2018-01-08 – The Republican leadership knew about Trump’s mental and moral unfitness to be president long before the 2016 election—even before the nomination. That’s why there was a stop-Trump movement before the convention—even without a likely candidate to replace him.

They all knew. They all knew that Trump was less than a lightweight on issues. They knew he had supported democratic candidates before he became a Republican candidate. They knew he had little understanding. They knew he was a lousy businessman. They knew he was a philanderer and abuser. They knew he could barely put two sentences together.

They all knew. They knew that, because of his failed businesses, he was in hock up to his comb-over hair to the Russians. They knew that he was using his real estate deals to launder money for Russian oligarchs. They knew he was cozying up to them in the run-up to the election. I knew all these things, so they must have known. Jeff Sessions wasn’t the only Republican who knew. (Remember, Sessions recused himself from participating in any investigation of Trump because of his personal knowledge.)

Mental unfitness and moral unfitness.

I wrote last May about whether Donald Trump could use the insanity defense if he is impeached and goes to trial in the Senate. Impeachment, by and large, is about moral unfitness. Did the president commit “Treason, Bribery, or other high Crimes and Misdemeanors”?

If impeachment were to come about, his Republican supporters could be seen as accessories to the crime(s).

Impeachment is not the only way to remove a president from office under the Constitution. The 25th Amendment allows the vice president and a majority of the cabinet to remove a president by certifying to the Congress that the president is “unable to discharge the powers and duties of his office. This procedure is about mental (or physical) unfitness.
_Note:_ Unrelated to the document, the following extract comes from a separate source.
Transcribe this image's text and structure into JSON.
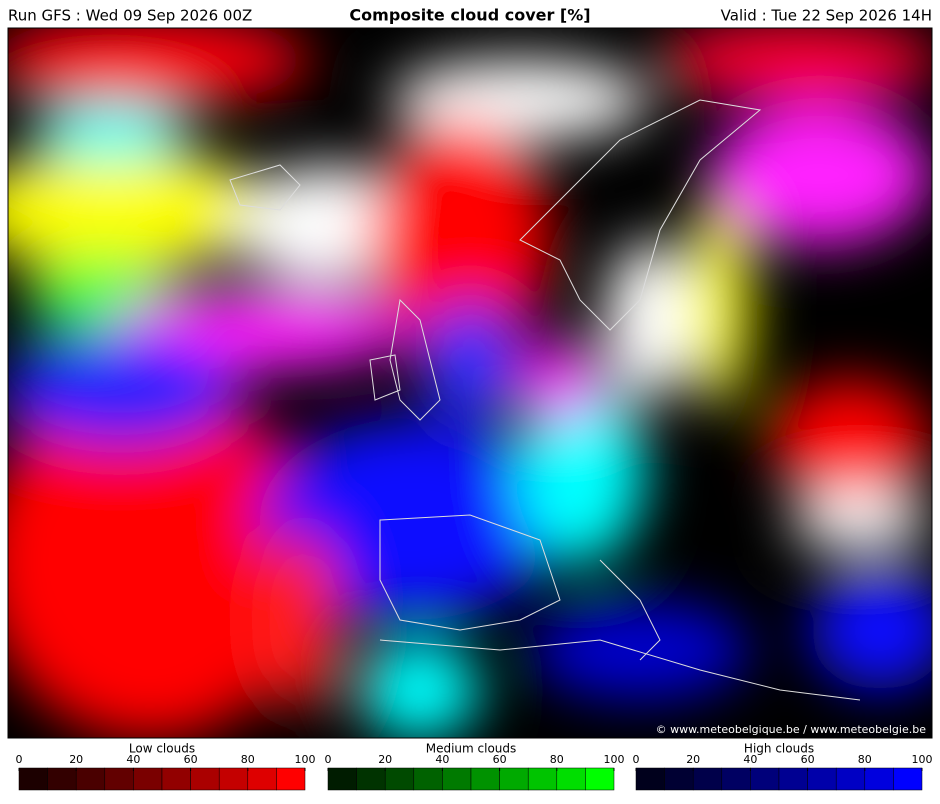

There are no accessories to mental unfitness (though there may be enablers).

The conventional wisdom currently says that neither of these procedures will be used to remove President Trump. But the Washington Post now says that Special Counsel Robert Mueller will likely seek to interview Trump. This is an ominous hint that Mueller’s investigation has found damaging evidence against the president. Mueller is not investigating Trump’s mental fitness. He is investigating moral fitness: specifically, whether Trump violated any laws.

As Mueller’s investigation zeroes in on its target, Republicans are certainly wondering what a Trump prosecution could mean to them. They certainly don’t want to be seen as accessories—not in a legal sense and not in a political sense.

But you can’t be an accessory to mental unfitness.

Could this be why the news is so occupied with talk of Trump’s mental unfitness? Sure, there’s a book just out, but the author’s informants were all Republicans! Are they hoping to distract us from a potential impeachment or criminal prosecution to save their own skins (and the skins of the Republican leadership)?